Los tres orábamos, y ella nos preguntó:
-¿Quieren ser amigos en la vida y en la muerte?
-¡Sí! -respondimos.
-¿Piensen, suceda lo que suceda: mi amigo es parte de mí; mi secreto es su
secreto, mi felicidad es la suya: el sacrificio, la constancia, cuanto en mí hay
le pertenece como a mí mismo?
Y repetimos:
-¡Sí!
Juntándonos las manos, nos besó en la frente, y volvimos a rezar en voz
queda. Entró entonces el sacerdote por la puerta del presbiterio, nos bendijo a
los tres, y un canto de los demás religiosos resonó detrás del altar. El pacto
de eterna amistad quedaba sellado. Cuando nos levantamos, vi a mi madre que, en
la puerta de la iglesia, lloraba vehementemente.
¡Qué alegría, luego, en nuestra casita y en la fuente de Delfos! La velada
que precedió al día de la partida de Aftánides, estábamos él y yo sumidos en
nuestros pensamientos, sentados en la ladera de la peña, su brazo en torno a mi
cuerpo, el mío rodeándole el cuello. Hablábamos de la miseria de Grecia, de los
hombres en quien podía confiar. Cada pensamiento de nuestras almas aparecía
claro, ante los dos; yo le cogí la mano.
-¡Una cosa debes saber, una cosa que hasta este momento, sólo Dios y yo
sabemos! Mi alma entera es amor. Un amor más fuerte que el que siento por mi
madre y por ti.
-¿A quién amas, pues? -preguntó Aftánides, y su rostro y cuello enrojecieron.
-Amo a Anastasia -dije, y sentí su mano temblar en la mía, y lo vi palidecer
como un cadáver. Lo vi, lo comprendí, y, pareciéndome que también mi mano
temblaba, me incliné hacia él y, besándole en la frente, murmuré:
-Nunca se lo he dicho; tal vez ella no me quiere. Hermano: piensa en que la
he estado viendo todos los días, ha crecido junto a mí, y dentro de mi alma.

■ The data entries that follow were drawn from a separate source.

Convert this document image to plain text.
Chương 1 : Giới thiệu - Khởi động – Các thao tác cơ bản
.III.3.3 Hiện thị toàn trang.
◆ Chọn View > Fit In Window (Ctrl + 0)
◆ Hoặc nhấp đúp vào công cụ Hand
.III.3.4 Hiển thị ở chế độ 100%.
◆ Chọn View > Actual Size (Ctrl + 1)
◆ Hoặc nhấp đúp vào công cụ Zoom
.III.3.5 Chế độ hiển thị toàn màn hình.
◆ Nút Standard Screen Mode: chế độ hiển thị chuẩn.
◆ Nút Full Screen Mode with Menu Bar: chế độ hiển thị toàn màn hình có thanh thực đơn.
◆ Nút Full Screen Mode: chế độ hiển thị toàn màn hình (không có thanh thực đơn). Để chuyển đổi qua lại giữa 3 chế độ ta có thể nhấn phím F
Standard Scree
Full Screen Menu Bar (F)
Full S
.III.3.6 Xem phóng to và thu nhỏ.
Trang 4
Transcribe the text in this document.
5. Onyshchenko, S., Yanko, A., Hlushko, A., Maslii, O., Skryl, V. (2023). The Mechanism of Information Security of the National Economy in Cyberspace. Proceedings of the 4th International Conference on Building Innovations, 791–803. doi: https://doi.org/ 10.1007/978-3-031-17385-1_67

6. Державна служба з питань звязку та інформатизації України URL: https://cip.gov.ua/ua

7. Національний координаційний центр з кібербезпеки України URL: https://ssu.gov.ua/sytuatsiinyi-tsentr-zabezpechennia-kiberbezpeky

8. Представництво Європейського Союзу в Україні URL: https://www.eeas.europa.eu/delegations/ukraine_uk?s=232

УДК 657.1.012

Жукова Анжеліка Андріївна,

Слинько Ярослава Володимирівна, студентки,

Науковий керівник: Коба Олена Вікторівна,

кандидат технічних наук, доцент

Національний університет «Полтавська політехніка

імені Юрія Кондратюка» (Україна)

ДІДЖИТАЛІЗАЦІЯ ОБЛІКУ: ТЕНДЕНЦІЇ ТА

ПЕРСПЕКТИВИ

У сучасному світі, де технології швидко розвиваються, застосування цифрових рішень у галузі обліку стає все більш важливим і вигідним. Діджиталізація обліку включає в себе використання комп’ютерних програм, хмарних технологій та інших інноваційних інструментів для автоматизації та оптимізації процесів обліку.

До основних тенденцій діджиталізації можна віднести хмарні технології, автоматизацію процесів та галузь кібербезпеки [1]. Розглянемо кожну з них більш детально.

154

-Y tuya ha de ser -respondió él-, ¡tuya! No puedo mentirte, ni quiero. Yo
también la amo. Pero mañana me marcho. Dentro de un año volveremos a vernos;
para entonces estarán casados, ¿verdad?. Tengo algo de dinero, quédate con él,
debes aceptarlo, debes aceptarlo.
Seguimos errando por entre las rocas; cerraba la noche cuando llegamos a la
choza de mi madre.
Anastasia salió a recibirnos con la lámpara; cuando entramos, mi madre no
estaba allí. La muchacha miró a Aftánides con expresión de maravillosa
melancolía.
-¡Mañana te vas de nuestro lado! -dijo-, ¡cuánto lo siento!
-¡Te apena! -exclamó él, y me pareció observar en sus palabras un dolor tan
intenso como el mío. No pude hablar, pero él, cogiéndome la mano, dijo:
-Nuestro hermano te ama; ¿lo quieres tú a él? En su silencio se expresa su
amor.
Anastasia, temblando, rompió a llorar; yo la veía sólo a ella, sólo en ella
pensaba, y, pasándole el brazo alrededor del cuerpo, le dije:
-¡Sí, te amo!
Oprimió ella su boca contra la mía, y me rodeó el cuello con las manos; pero
la lámpara se había caído al suelo, y la habitación quedó oscura, como el
corazón de nuestro pobre y querido Aftánides.
Antes de rayar el alba se levantó, se despidió de todos besándonos y
emprendió el camino. Había entregado a mi madre todo su dinero para nosotros.
Anastasia era mi novia, y pocos días más tarde se convirtió en mi esposa.